As seen in figure 1, there are a growing number of sensor-based systems using a variety of sensing technologies. Some of these systems do not transfer large amounts of data; they are sensor detect and alert type transfers of minimal data.
However, other systems are capturing large amounts of data in order to handle the transfers efficiently. For example, a camera assist system used for lane detection or traffic sign recognition creates a dense data stream that needs to be transmitted from the camera to a processor for analysis and to a display for viewing.
In systems like these, the MIPI Camera Serial Interface (CSI) provides a protocol framework to pass data from the camera to the processor. The actual transmission is accomplished by using another MIPI specification, MIPI D-PHY, which is a physical layer transceiver specification. Using MIPI D-PHY means that the interface will operate at the lowest power and deploy at a minimal cost. MIPI Alliance develops specifications with flexible architectural definitions, recognizing that targeted implementations are necessary to realize an optimal combination of physical pins and transfer rates.

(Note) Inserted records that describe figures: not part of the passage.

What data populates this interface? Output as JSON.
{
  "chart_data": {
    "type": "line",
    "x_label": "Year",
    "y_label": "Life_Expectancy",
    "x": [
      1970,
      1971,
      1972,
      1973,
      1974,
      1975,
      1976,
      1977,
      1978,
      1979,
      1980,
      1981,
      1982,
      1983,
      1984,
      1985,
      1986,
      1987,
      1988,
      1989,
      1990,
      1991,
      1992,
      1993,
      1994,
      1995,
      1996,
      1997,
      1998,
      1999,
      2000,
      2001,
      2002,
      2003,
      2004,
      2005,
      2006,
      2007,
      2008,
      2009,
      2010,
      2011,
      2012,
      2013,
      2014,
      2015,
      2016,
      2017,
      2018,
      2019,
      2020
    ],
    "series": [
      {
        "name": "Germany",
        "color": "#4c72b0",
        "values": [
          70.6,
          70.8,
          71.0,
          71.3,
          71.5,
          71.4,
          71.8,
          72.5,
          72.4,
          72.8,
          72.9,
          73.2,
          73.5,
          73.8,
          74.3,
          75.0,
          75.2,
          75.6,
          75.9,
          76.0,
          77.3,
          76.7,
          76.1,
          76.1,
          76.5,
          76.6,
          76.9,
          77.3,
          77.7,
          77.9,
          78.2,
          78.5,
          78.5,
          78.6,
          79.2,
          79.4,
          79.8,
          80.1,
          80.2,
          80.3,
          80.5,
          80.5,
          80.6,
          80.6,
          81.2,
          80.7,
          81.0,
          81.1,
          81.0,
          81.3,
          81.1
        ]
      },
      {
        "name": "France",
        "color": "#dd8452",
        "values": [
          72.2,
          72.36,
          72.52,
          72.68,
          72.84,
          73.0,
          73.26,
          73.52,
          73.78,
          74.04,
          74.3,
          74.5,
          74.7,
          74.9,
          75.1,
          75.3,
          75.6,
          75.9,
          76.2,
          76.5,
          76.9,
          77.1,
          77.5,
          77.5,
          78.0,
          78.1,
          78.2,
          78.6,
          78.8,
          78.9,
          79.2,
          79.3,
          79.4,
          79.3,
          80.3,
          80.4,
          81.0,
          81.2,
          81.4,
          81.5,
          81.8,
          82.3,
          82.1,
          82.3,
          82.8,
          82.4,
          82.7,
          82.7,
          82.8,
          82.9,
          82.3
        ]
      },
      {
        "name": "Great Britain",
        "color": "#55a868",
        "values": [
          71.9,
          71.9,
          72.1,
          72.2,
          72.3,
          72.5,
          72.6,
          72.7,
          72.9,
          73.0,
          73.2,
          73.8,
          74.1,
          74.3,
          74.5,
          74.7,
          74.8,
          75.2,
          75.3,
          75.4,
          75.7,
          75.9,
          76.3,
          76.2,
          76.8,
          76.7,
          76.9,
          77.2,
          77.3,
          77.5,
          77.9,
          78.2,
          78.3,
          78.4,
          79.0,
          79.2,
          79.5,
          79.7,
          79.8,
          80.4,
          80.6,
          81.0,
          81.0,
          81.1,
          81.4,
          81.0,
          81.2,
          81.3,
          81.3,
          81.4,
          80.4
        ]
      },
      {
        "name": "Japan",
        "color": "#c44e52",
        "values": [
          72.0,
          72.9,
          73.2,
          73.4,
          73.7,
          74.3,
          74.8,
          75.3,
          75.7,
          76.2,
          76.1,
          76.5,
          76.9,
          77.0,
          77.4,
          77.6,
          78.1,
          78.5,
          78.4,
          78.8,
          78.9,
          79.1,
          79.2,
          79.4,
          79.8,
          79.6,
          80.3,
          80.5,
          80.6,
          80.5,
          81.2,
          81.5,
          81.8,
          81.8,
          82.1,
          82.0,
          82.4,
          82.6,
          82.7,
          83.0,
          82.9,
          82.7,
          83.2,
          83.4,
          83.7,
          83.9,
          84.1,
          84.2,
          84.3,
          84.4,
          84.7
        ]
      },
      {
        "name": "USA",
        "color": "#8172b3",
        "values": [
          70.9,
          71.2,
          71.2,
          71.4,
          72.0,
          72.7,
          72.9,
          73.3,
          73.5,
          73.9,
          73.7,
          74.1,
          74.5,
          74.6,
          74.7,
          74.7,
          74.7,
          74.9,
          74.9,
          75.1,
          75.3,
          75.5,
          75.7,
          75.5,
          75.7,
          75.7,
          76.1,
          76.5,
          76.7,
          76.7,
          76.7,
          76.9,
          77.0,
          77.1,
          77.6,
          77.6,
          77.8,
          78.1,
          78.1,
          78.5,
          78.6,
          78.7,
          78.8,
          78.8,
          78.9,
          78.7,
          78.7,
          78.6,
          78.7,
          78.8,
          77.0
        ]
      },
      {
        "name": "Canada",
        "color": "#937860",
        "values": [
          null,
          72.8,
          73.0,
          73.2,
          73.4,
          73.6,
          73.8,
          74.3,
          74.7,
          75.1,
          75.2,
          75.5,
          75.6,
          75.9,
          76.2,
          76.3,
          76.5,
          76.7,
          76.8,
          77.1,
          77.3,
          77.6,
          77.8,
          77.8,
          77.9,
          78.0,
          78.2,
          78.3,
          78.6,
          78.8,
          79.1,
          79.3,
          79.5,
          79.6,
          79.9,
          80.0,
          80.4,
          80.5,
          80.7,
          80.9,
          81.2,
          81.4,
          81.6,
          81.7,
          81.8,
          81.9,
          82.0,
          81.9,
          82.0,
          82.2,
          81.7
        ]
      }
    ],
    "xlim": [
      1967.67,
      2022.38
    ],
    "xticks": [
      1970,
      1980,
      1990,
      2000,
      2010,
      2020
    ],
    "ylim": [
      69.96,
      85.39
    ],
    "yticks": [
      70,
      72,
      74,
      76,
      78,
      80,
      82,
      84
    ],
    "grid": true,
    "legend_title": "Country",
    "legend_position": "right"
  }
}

Figure 2 is one example of a targeted implementation; a simplified diagram of the camera-to-processor connection. The camera sub-assembly has the camera sensor and supporting circuitry for image capture and for organizing the image data for transmission using a D-PHY Tx macro.
The camera image is serialized and sent across to an Image Signal Processing sub-assembly containing the supporting circuitry for receiving the data – a D-PHY Rx macro. The physical connection between the Tx and Rx side is made using a MIPI interface. NXP designed such a system using the MIPI CSI-2 specification and a D-PHY hard macro provided by Mixel.